Stuart really did an excellent job of humanizing the mountaineer; all of the hillbilly stereotypes are there (you got your moonshiners, folks married to kin, some toothless and barefoot- the whole nine yards, mainly because they are rooted in truth) but they are presented as neither tragic nor as a joke. Most are honest, hardworking people trying to get by the best they can, although some are pretty low and common. Just like anywhere else, but with better dialects. Although I've lived my whole life in Central Kentucky, my dad was born in an Appalachian coal town and I've spent quite a bit of time in Eastern Kentucky over the years, including Greenup County, and I recognize a lot of people in his characters. I guess what hits close to home for me is thinking about how at least some of my ancestors lived lives like some of these folks, which makes you really stop and think about how easy you have it by comparison.

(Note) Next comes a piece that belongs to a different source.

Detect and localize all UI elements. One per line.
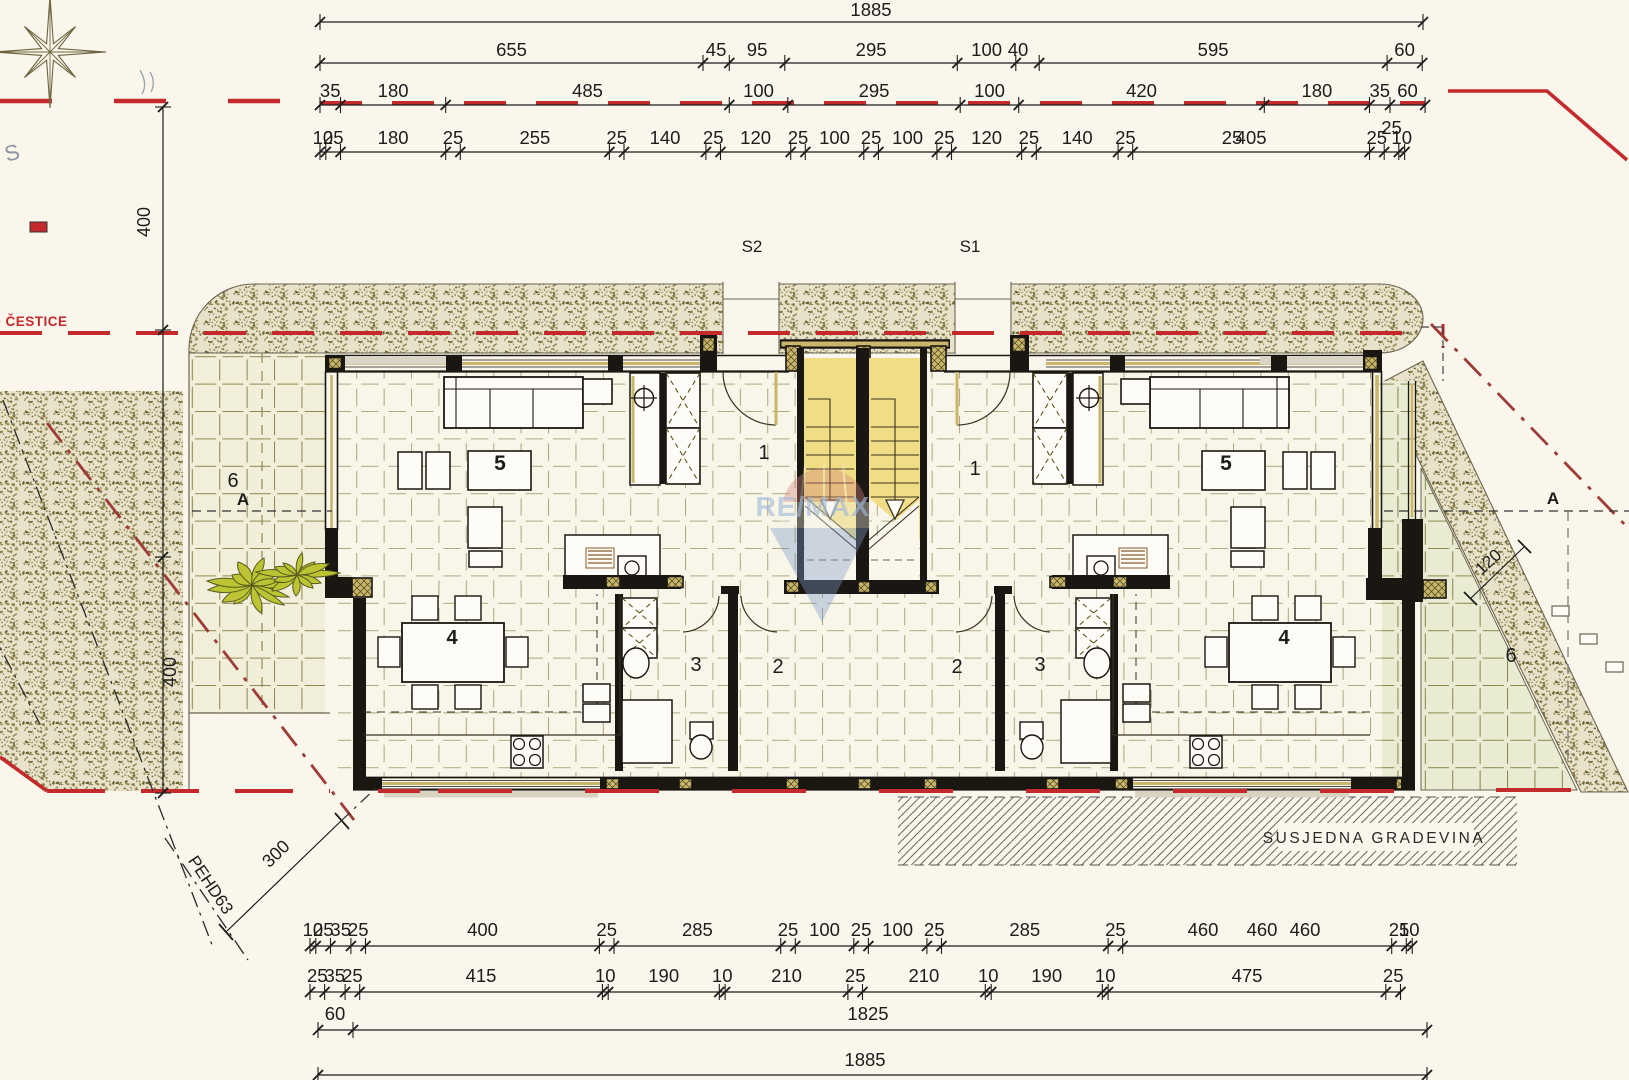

If Stuart is read at all now, it's mainly his most famous novel Taps for Private Tussie , which is pretty much a comedy, or one of his accounts of teaching like The Thread That Runs So True, neither of which are his best as far as I'm concerned. If you really want to get a taste of the good stuff, pick up a copy of one of his short story collections and read "Men of the Mountains" or "The Sunday Afternoon Hanging". The coolest thing about Stuart is that he loved his land so much he saved up and bought all of the land his family worked on as sharecroppers in W-Hollow, over 700 acres, and donated them to the state as the "Jesse Stuart State Nature Preserve," so after reading his short stories you can actually go and hike around the sites he talks about. If you really get into it, I suggest going to Greenbo Lake State Park for their annual "Jesse Stuart Weekend" in the fall (ask for Paul Verespy when you call, he knows his stuff). If you are a real Kentuckian you owe it to yourself to take a little time off from Facebook and read you some Jesse Stuart!
By the by, if you don't check them out from the library, I also encourage you to buy his books from local sources, like the University Press of Kentucky or the Jesse Stuart Foundation.